Thanks for your example of being in the word, to understand…and then meditate on His Wonderous love and care for us.
Randy (Pops)
May 21st, 2009 on 9:15 pm
This is such a wonderful thing you are doing. All my life I’ve struggled to stay consistent with having a daily quite time. But when I do, I am always blessed. But more than that, I notice the difference in my ability to maintain a Christian perspective, attitude, behavior, etc. The longer I slip, the more I begin to realize that I’m also slipping in being the daily witness I need to be. The wonderful thing I’ve learned however, is that even though I may be
slipping away, God does not. He’s always there when I come back. He never leaves me even when I move away from Him. He is a gracious and merciful God.
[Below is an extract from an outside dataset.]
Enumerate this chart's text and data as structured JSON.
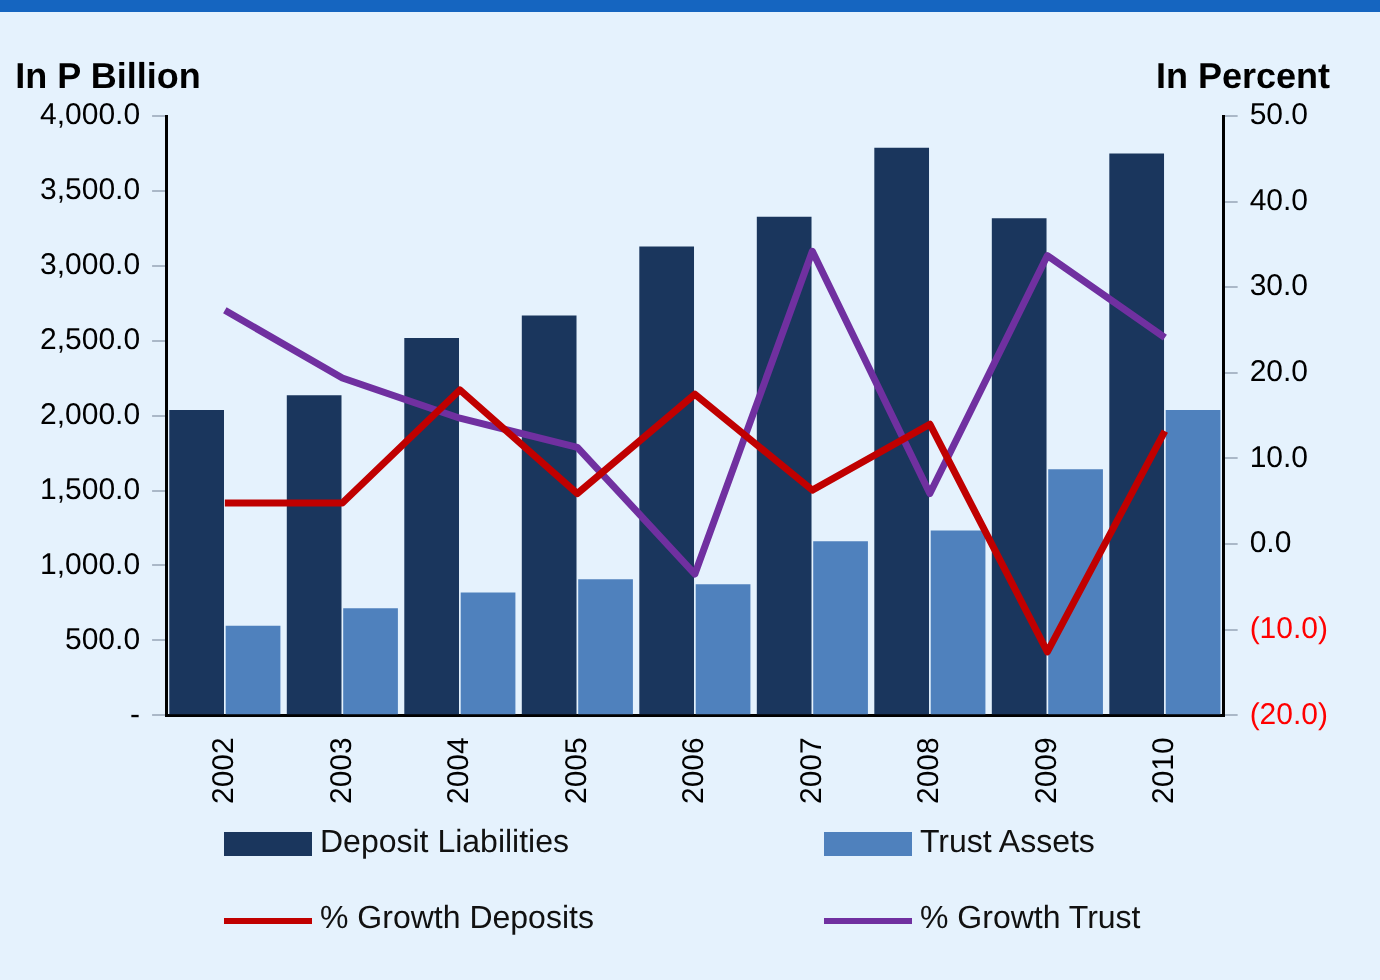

Thanks for letting us have the opportunity to join in your commitment.
Becky
May 21st, 2009 on 10:04 pm
i understand what you mean. it’s 10:00 at night and i am just now reading this blog. it is very hard to stop everything in the middle of your day and try and be still and listen. thats for sure!! be strong and make that part of your prayer. ask God to help you be moore of a morning person. (i know you love to be up bright and early) haha!!!! keep up the good work! love you.
May 21st, 2009 on 11:04 pm
I too am writing at 11 PM, yet I read at 12PM. I had a good day even though I didn’t read until then. The commitment is hard, but with God on our side we can do anything we want. I just realized I didn’t make time in the morning, which I will change my alarm as soon as I am done writing, to read. I find that the day goes better and I don’t worry about the things I have given to God as much with the consistent discussions with him. Keep up the will and we all can finish with a new habit.